Just getting to the airport is bad enough, whether you are driving yourself, overpaying for a taxi, or negotiating yourself and your luggage onto a train, shuttle bus, or some combination thereof. Once arrived, you are herded like cattle through any number of gauntlets, stripping off shoes and articles of clothing, entrusting your irreplaceable valuables to indifferent, not-very-attentive strangers, and being interrogated, probed, photographed, and sniffed by machines and officious functionaries every step of the way.
Then there’s the plane itself—the scent of diesel fuel as you make your tortuous way down the aisle; the narrow seat with zero legroom; the exhausted air that’s already passed through the lungs of hundreds of fellow travelers. And that’s before you’ve even gotten off the ground and up into the stratosphere, where anything can go catastrophically wrong, or landed in a strange country where you don’t speak the language or understand the currency and don’t know whom to trust.
Traveling may be a lot more routine and a lot less hazardous than it was in the age of sailing ships and covered wagons, but it can challenge the equipoise of even the most frequent of frequent fliers. At its worst it can test the patience of the Buddha himself.
But here’s the thing: Your thoughts and feelings are not facts; they are only your thoughts and feelings. You can get a handle on them if you don’t allow them to overwhelm you.
In Mindfulness Meditations for the Anxious Traveler, Elisha Goldstein offers reassurance and a practical toolkit of exercises and insights that ease any passage. “The truth is,” he says, emending Jon Kabat-Zinn’s Wherever You Go, There You Are, “whether you’re waiting for a plane, sitting on the plane, or getting ready for landing, here you are. When we learn to embrace the hereness, all things come into place.”
One trick he suggests to avert a panic attack is to literally ground yourself—to sit in a chair and feel the connections of your feet against the floor, while you locate where the fear is manifesting itself in your body: in your chest, your abdomen, your throat, or the muscles of your back. When you find it, simply repeat the word “fear, fear, fear.” When you do so, you arouse the prefrontal cortex, the rational part of the brain, to produce a neurotransmitter called gamma-aminobutyric acid (GABA), which washes over the amygdala—your brain’s fear circuit—calming it down. “As you practice and repeat this exercise,” he says, “you can train your mind to put a space between you and your fearful experience, giving you freedom from the stress response and allowing you to gain perspective that everything is going to be ok.”

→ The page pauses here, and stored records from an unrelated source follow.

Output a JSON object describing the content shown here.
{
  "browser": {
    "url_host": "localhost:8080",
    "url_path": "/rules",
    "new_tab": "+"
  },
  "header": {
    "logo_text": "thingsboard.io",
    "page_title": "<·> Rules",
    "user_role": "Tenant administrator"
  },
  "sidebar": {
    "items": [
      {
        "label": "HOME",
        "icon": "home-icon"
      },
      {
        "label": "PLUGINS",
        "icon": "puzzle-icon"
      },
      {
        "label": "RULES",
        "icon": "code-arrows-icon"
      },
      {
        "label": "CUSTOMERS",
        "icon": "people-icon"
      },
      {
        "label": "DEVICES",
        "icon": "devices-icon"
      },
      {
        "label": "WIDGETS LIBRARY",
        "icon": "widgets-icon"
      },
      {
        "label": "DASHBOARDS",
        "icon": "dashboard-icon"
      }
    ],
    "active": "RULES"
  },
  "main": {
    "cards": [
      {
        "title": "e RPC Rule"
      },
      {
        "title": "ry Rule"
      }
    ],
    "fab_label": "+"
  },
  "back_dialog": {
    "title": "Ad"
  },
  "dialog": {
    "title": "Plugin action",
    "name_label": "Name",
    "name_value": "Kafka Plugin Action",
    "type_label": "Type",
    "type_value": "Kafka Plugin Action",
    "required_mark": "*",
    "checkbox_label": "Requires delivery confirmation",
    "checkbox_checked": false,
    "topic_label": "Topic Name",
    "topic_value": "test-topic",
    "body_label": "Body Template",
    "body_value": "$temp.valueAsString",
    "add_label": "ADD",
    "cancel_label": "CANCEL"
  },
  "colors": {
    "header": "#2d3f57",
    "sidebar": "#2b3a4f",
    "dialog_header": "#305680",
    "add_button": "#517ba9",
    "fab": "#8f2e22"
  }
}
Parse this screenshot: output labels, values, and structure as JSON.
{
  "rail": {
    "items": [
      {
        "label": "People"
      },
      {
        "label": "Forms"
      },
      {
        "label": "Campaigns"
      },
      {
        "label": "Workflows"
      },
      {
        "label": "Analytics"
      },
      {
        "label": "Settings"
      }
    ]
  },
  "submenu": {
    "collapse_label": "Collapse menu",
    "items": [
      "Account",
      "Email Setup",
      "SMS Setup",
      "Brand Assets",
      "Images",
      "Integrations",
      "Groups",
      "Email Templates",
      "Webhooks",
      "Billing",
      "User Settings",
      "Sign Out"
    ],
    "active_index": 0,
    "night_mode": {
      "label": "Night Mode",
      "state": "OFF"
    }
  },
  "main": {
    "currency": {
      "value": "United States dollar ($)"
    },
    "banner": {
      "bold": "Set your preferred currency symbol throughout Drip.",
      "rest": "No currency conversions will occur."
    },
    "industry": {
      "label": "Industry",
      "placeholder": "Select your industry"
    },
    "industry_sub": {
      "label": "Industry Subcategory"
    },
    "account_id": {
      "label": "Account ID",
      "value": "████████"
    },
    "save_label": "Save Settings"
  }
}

The trick I like the best (because it’s not a trick at all) is to “practice loving everyone”:
Take a moment to look around you and see who is there. All of those people are just like you, with the same deep desire to belong, to be accepted, to be loved.
As you read these words you sit in a “choice point.” Choose to picture all of them in your mind right now, sensing into your connection and saying, “Just like me.”
Pay sufficient attention to the moment and you can transform any trip into a pilgrimage. It’s what travel should be—it’s a miraculous world, after all, and it’s a privilege to experience it. Goldstein’s book can help you do just that.